I’m trying to get more into haircare this year since it’s never an area of grooming in which I’ve felt particularly proficient, therefore I was surprised to see two styling products in the bag: a leave in conditioner by Aussie which has been an old standby for years, and a travel sized Elnet. I never buy larger cans of hairspray since I use it so infrequently and don’t want to sacrifice precious shelf or drawer space to a bulky can that will take me years to use.

And finally, body products! I’m sure I’m missing out on all kinds of lovely products but this is almost purely a utilitarian category for me. I’ve written before that I share body cleanser with my husband because I don’t see the point in buying two versions of a single kind of product, and for some reason at some point years ago I started borrowing whatever deodorant he had lying around the house  and clearly haven’t revisited my life choices since. Er…perhaps I should do that at some point…

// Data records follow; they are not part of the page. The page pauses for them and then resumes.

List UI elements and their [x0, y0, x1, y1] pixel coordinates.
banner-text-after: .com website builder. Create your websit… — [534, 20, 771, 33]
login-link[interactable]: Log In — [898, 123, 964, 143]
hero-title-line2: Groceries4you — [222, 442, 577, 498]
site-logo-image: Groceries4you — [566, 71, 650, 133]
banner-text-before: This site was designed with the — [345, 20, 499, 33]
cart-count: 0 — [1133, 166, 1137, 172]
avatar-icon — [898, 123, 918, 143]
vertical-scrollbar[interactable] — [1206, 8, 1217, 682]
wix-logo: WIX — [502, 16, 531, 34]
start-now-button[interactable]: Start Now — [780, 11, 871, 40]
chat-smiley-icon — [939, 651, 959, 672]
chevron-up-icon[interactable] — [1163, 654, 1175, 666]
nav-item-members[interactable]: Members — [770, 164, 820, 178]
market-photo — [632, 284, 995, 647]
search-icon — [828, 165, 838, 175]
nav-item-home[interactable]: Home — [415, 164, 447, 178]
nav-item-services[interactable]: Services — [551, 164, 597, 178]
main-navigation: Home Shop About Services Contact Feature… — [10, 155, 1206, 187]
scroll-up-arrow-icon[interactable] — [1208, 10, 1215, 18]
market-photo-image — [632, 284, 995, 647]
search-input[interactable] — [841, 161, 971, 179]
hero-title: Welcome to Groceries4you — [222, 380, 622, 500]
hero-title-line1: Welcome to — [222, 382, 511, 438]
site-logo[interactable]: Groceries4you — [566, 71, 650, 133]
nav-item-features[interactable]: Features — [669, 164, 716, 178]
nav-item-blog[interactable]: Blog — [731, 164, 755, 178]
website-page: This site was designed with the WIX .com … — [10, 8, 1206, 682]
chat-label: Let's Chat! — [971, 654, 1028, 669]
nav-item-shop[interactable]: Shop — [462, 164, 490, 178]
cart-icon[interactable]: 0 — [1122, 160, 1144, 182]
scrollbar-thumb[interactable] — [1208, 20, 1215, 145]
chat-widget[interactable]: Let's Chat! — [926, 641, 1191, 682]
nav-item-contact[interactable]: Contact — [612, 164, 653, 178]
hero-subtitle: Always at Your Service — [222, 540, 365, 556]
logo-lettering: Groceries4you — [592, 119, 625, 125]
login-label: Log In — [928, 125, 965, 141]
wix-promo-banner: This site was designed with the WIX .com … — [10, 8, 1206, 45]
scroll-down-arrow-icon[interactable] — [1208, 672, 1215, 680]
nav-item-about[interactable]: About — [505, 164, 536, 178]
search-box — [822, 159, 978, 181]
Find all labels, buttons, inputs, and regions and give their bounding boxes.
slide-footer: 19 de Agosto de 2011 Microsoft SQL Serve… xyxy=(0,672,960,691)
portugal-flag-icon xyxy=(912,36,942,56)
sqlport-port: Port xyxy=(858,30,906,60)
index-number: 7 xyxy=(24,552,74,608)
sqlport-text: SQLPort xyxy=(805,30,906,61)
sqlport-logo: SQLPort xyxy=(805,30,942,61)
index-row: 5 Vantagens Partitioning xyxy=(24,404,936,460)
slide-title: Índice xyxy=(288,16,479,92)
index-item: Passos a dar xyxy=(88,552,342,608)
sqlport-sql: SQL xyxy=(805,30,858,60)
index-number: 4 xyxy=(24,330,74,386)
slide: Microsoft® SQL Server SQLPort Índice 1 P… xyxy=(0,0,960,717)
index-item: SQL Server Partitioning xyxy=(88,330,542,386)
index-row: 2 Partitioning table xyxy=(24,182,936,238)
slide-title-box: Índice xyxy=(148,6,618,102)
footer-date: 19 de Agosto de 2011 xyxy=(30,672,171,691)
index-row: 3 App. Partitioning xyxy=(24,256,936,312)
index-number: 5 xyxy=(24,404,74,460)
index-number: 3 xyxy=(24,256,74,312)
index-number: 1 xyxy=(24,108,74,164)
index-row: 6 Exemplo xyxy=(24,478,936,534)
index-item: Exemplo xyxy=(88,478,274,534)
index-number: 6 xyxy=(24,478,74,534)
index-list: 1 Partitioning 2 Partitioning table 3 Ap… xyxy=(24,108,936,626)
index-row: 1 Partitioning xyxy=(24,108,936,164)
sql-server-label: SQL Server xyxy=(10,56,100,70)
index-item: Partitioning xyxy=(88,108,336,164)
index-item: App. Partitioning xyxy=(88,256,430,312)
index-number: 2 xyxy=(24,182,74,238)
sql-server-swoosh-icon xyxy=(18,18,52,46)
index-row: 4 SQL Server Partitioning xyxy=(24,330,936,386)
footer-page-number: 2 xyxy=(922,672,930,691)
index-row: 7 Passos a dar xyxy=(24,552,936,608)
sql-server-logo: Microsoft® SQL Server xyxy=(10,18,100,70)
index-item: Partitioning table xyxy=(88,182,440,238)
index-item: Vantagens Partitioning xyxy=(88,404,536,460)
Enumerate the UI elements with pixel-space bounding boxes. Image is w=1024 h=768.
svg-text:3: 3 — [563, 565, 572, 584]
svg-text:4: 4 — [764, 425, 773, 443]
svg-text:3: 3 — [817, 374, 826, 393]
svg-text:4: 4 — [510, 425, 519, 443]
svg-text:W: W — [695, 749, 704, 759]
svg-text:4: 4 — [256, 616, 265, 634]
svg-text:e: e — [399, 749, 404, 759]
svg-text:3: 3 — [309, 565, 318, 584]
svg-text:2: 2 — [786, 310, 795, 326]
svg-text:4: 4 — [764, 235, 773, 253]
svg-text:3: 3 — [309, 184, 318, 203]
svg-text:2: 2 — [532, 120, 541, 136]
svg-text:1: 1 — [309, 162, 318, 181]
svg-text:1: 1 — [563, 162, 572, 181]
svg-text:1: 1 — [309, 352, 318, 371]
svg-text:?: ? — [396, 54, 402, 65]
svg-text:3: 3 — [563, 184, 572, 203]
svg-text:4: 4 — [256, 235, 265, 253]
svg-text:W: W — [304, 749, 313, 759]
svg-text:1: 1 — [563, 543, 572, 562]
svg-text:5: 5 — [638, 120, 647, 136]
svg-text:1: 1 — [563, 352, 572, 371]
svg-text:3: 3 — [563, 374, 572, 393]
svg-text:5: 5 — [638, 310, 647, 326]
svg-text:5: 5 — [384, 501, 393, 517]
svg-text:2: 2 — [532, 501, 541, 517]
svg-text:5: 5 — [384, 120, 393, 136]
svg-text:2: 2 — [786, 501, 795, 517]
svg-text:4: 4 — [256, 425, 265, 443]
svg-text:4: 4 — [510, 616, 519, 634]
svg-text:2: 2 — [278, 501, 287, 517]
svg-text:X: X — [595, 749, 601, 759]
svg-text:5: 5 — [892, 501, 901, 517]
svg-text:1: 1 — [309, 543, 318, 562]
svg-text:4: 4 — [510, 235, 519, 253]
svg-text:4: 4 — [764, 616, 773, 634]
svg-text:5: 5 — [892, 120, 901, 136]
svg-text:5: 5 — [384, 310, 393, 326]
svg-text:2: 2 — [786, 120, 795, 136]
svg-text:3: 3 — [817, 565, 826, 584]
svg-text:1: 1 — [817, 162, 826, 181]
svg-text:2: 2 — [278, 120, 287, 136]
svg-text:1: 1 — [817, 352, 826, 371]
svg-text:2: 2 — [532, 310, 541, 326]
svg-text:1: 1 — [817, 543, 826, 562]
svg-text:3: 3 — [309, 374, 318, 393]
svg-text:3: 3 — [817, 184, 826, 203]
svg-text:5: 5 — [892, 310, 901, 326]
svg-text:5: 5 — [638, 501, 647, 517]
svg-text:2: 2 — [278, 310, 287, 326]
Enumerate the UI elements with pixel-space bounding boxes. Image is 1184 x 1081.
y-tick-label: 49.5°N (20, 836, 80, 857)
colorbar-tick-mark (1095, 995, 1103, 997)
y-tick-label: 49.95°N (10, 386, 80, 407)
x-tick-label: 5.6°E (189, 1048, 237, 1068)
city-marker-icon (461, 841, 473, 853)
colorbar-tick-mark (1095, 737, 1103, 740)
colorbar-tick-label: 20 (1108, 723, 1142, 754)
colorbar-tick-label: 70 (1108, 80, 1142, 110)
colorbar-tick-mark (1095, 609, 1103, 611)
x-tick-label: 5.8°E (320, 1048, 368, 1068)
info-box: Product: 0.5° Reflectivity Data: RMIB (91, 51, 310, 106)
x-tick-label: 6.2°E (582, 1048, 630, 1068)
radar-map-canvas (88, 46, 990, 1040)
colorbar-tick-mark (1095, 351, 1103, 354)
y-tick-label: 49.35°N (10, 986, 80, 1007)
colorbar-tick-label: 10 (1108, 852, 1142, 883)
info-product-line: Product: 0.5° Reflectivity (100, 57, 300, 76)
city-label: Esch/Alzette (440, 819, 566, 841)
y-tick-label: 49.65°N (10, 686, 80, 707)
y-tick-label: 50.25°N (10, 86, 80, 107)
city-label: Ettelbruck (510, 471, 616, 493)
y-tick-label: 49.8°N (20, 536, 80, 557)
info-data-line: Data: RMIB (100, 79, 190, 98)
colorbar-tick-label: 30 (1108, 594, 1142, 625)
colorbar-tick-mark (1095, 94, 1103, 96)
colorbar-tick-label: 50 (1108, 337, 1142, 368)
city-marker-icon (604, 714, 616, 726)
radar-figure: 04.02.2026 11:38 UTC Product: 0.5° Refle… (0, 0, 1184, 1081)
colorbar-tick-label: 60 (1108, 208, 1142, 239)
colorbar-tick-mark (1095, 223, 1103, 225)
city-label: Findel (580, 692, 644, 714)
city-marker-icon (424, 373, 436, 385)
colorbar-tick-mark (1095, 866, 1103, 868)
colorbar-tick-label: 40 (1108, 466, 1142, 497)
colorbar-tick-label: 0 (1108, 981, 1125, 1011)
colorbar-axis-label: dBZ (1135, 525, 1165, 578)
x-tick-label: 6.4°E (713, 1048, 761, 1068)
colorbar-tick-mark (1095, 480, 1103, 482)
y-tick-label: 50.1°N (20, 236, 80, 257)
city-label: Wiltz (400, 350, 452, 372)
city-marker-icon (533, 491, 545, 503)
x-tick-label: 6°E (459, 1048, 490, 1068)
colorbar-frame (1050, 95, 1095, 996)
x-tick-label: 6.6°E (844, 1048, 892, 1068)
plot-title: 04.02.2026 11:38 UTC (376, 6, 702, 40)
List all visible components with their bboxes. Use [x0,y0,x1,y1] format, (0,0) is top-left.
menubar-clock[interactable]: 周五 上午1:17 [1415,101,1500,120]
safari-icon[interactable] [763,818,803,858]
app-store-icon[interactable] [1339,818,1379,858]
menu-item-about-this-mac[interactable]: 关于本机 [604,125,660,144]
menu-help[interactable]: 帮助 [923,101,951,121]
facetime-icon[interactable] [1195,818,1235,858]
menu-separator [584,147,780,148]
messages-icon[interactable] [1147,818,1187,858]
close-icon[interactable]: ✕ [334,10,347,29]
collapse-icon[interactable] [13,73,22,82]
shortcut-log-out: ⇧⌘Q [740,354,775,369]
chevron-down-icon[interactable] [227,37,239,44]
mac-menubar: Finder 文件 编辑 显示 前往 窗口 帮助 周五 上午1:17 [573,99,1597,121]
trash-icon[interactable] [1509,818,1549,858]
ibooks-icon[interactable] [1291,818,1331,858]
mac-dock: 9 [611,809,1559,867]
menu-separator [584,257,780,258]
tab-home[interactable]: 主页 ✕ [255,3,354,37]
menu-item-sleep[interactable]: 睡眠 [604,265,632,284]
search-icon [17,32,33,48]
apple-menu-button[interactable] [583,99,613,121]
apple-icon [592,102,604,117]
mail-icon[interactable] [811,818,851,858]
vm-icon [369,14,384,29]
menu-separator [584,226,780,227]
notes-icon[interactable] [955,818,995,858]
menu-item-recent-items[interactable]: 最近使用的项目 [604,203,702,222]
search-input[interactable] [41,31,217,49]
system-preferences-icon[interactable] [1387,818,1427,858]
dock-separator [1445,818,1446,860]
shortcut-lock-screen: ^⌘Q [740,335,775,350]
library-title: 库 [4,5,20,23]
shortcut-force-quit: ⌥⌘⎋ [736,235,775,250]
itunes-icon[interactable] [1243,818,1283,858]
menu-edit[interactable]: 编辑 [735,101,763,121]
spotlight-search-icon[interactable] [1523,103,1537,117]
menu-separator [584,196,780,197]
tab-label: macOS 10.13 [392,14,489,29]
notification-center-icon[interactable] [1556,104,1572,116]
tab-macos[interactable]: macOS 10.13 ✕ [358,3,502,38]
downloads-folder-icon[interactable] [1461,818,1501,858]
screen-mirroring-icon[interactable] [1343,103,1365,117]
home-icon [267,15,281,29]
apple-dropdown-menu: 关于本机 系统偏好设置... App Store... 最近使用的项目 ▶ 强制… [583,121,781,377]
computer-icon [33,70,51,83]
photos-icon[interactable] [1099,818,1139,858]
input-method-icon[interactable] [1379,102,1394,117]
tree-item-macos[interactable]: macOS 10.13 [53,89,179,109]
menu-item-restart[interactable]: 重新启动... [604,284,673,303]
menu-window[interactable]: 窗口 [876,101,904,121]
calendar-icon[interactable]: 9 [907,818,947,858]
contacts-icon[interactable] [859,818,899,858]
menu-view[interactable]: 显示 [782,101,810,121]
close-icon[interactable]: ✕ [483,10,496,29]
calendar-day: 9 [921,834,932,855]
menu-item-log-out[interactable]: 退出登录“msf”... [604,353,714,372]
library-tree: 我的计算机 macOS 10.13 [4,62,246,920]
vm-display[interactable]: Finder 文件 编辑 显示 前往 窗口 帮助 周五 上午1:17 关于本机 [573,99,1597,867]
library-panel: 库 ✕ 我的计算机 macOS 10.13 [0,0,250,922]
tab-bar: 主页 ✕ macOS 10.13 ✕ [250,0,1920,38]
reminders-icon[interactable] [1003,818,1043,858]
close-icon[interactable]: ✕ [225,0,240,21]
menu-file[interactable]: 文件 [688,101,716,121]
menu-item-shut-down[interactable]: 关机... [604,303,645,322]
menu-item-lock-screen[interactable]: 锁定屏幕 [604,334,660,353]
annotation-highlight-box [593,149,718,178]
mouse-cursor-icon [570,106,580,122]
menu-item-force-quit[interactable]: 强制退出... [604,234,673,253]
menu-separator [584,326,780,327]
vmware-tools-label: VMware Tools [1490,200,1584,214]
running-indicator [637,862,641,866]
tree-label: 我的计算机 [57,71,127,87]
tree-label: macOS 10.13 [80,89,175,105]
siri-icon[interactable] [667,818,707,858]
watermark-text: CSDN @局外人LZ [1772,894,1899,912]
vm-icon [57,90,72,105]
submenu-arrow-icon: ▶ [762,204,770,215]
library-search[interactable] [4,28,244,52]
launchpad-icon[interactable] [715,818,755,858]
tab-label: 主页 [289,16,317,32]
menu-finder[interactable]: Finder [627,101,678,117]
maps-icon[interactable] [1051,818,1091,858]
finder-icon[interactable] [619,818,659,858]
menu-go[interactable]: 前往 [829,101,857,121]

I absolutely loved the Lush Sleepy body lotion and have fully bought into it’s street cred as a soothing sleep aid. I’m not immediately repurchasing, but will certainly keep it in mind should I find my latent insomnia creeping back in. The real hero of this category is the supersized jug of Keihl’s justly famous Creme du Corps body lotion. Not only does this stuff help with my eczema but it lasts for absolute yonks. I picked up this tub when we were last in the States about over years years ago and it lasted about that long, while being used almost every day. It’s not a cheap product so I bided my time until another trip to the US and a generously donated coupon from family allowed me to replace it at the size I wanted for a large chunk off the price. I’m assuming that we won’t be back Stateside until 2020, at which point it will be time to pick up my next batch.